For fifteen years that key had let them in faithfully, allowed the boys access after school, quelled the terror of that sickening moment when the door slammed shut before they were honestly ready to leave. But by three-fifteen that afternoon, when Safe Haven Security's sterile gray van pulled away, use of that key would trigger a sensor, and unless the proper sequence of numbers was punched onto a keypad installed outside their laundry room, an alarm would sound within forty-two seconds, close cousin to the air raid sirens of World War II. A blip would flash across a screen at the local precinct, and all hell for unwanted intruders would be loosed.

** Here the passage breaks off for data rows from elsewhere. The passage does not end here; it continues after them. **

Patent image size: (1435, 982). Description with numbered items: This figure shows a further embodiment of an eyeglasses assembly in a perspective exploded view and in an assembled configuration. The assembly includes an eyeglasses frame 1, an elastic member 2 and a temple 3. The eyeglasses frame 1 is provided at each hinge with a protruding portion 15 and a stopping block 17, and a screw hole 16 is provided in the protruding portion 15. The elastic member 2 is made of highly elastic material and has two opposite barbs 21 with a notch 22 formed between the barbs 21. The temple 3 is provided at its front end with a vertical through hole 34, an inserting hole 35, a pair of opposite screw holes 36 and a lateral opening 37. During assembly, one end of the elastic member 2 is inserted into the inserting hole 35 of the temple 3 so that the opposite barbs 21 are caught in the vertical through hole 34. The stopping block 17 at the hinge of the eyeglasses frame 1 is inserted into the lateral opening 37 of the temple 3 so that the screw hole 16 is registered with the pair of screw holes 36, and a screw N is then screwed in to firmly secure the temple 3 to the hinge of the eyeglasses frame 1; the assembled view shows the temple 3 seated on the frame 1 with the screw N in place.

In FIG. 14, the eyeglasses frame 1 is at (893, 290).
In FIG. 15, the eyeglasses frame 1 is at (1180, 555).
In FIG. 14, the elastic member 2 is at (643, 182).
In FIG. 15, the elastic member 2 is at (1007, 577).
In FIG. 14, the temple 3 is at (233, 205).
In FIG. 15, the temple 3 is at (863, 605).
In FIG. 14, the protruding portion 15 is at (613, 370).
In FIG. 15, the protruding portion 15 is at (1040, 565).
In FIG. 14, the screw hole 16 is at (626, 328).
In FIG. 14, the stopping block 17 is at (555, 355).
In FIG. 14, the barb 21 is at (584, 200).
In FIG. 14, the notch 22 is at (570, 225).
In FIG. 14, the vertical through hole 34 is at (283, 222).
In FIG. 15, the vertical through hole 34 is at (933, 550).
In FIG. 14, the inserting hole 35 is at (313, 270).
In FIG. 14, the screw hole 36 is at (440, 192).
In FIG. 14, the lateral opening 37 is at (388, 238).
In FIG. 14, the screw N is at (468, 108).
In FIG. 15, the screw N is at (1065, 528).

Ed noted that as Leanne signed the invoice and listened to final instructions from the installation team, she wore that same whole-face, contented grin she had the day she first announced he was going to be a father. Waving as the van pulled away, she turned to him, her arms snaking around his waist. "Oh Ed, I feel like we can be happy here again!"
When the bulk of their friends joined the mass exodus further inland, seeking the sameness that spelled security in the split level suburbs, they'd stayed behind, voicing no regrets. Maybe their dining room wasn't as immense as Jack and Tina's, and they'd never have a vaulted-ceilinged 'recreational room' to rival Karl and Eva's. But the boys' room had converted nicely to a snug, comfortable den, they watched the pine in the side yard reach each year for a little more of the sky. It was something, Ed thought, to face your fifties in the same kitchen you'd fed your babies in. It was something to hold the proverbial pink slip to your own home, the home right around the corner from the home you grew up in. In the neighborhood where the mailman not only knew your name, but had once saved your life. It was something, owning outright this piece of their lives in a world where so much had either changed beyond recognition or disappeared altogether.
They contented themselves with this, when distant sirens wailed and thoughts of the suburbs crept into their minds. They were doing the right thing, of course they were. So neither confided in the other, after tapping out the code and crawling beneath stiff percale sheets, that sometimes, in the middle of a particularly long night, they remained awake and waiting, listening for the siren, wondering when. And in the dim space before sunrise, Ed would turn uneasily, plumping his pillow and remembering the feeling of so many years before, his knees aching from the ascent up the trellis, his ears ringing with fear and his own indecision in a sweaty, miserable moment of not knowing which way to go, with Eric shouting after him, "What're you afraid of? C'mon, JUMP!"